I would be more mad if I made a meal and when he came home from work he stuffed his mouth with bananas and toast. Then when it came time for the dinner he passed on the lasagne and said he just wanted salad.

He was starving, the meal was ready/drying out, he complimented you on your cooking and also sat down with you to have dinner at the time of your choosing.

If it was that important you could have had dinner at 6:30 when he was starving.

OoohRhubarbLetsGo · 23/10/2019 19:37

I’d be really annoyed by that. It’s the implication that the big man must be fed immediately on demand, while wife does the rest of the cooking and sorts the baby. He could have helped by sorting the baby out while you finished cooking.

FloatingObject · 23/10/2019 19:38

@Drogosnextwife You're an adult. It's good to feel hunger sometimes. I think we live in a society of constant snacking now, so when someone feels the slightest pang of hunger they act like their blood sugar is going to plummet and they'll pass out.

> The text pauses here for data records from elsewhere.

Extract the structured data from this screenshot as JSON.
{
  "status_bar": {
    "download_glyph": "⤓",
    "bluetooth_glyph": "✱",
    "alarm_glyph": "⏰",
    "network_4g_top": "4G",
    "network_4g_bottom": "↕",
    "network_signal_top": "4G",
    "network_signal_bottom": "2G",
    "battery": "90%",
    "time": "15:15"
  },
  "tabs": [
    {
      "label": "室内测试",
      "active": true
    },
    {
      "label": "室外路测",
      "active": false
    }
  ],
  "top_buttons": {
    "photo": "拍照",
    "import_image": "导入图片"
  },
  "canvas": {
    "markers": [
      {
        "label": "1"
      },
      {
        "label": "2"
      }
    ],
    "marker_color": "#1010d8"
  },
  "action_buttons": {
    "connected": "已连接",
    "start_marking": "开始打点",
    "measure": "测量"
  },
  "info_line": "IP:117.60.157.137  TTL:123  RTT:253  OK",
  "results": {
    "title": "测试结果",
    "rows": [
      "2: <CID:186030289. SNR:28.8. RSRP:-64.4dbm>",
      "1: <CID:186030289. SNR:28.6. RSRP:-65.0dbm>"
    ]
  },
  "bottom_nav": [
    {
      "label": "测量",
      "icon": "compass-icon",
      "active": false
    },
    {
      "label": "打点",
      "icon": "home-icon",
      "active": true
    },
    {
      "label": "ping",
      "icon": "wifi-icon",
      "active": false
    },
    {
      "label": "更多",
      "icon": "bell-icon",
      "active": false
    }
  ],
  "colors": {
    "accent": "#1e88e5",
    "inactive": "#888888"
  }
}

A healthy adult shouldn't rent really need a snack to tide them over tbh, but he could have had a banana or a slice of toast or something while he waited for the OP to do the wedges and feed the baby.

You arent being unreasonable OP. Its annoyed you because maybe YOU were also hungry, but you had stuff to finish before you could eat. It was galling to you to watch him fulfil some kind of childish urge, having not lifted a finger, while you delayed yours.

StreetwiseHercules · 23/10/2019 19:38

“ Like PPS, I would like to know if he cooks dinner too? If not why not? Does he pull his weight with tidying up, or is that your job too?”

Sounds like you already have your narrative firmly in mind.

ChilledBee · 23/10/2019 19:40

I wouldn't want wedges with a lasagna. Very carb heavy.